Slashdot Mirror

← Back to Stories (view on slashdot.org)

Possible Serious Security Flaw In ATMs

Posted by Zonk on from the my-money-is-flighty-enough-as-it-is dept.

sfjoe writes "According to a story at MSNBC.com, researchers at Algorithmic Research (ARX) have shown it may be possible for 'someone with access to the ATM network to attack the special computers that transmit bank account numbers and PIN codes, called hardware security modules'. Using these methods, an attacker could trick the security modules into exposing a PIN. It has long been considered impossible to access PINs as they are traveling through the ATM network without the encryption key used by the card-issuing bank. If PINs can be compromised, the almost 8 billion transactions per year they handle may be in danger. Not to mention all the transaction at retail stores."

9 of 167 comments (clear)

  1. Poink-Poink-Poink-Poink by Stanistani · · Score: 4, Funny

    *Looks left and right*

    Stop reading my tones!

    --
    You can't talk about Wikipedia's flaws on Wikipedia
  2. The reality of this is... by __aaclcg7560 · · Score: 4, Funny

    Getting a bigger mattress to store my cash in.

    1. Re:The reality of this is... by __aaclcg7560 · · Score: 2, Funny

      It's against the law for you or any who may represent you (legally or not) to pay your way out of debt. I'll probably get a letter in a few weeks noting "suspicious activity" on my account since I paid it off today. Go figure.

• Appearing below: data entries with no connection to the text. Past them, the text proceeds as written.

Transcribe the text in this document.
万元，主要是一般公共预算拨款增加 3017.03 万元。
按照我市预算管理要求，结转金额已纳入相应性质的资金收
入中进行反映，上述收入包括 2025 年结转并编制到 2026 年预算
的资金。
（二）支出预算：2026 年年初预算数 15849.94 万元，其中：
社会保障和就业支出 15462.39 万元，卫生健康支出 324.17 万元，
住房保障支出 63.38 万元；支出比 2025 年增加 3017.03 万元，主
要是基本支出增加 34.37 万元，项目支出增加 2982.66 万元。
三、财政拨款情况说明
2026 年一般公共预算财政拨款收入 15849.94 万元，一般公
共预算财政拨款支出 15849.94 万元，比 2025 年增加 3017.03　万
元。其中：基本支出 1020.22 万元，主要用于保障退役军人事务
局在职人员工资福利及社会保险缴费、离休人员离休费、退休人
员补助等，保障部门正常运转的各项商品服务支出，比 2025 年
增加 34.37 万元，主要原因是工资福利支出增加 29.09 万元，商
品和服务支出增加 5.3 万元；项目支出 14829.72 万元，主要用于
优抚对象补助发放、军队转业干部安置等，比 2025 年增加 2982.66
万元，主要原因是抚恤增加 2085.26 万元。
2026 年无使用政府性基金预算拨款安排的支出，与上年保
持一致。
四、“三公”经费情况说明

  3. Fist Post? by Anonymous Coward · · Score: 1, Funny

    All your PINs are belong to us.

  4. Let's just get this clear right now... by Anonymous Coward · · Score: 5, Funny

    First one to refer to "ATM Machines" or "PIN numbers" gets slapped.

    1. Re:Let's just get this clear right now... by aaza · · Score: 2, Funny
      So I can't talk about the numeric identifier of a leg of an IC, or the machine that does asyncronous transfer mode?

      :-)

      --
      In theory there is no difference between theory and practice.
      In practice, however, there is.
  5. Re:Transmission of PINs? by harves · · Score: 2, Funny

    Well, the bank needs *some* way to authenticate you. The bank cannot trust any device on the ATM network to say: "Hello, this is stonertom. Really really really."

  6. New Title to Earn? by failedlogic · · Score: 3, Funny

    So if someone cracks the system do they become "The Lord of the PINS?"

    Sorry, obvious pun joke. Had to make it. Any others?

    1. Re:New Title to Earn? by adamofgreyskull · · Score: 2, Funny

      I knew a guy, went around resetting pins all over town, name 'o Brunswick, hella a guy.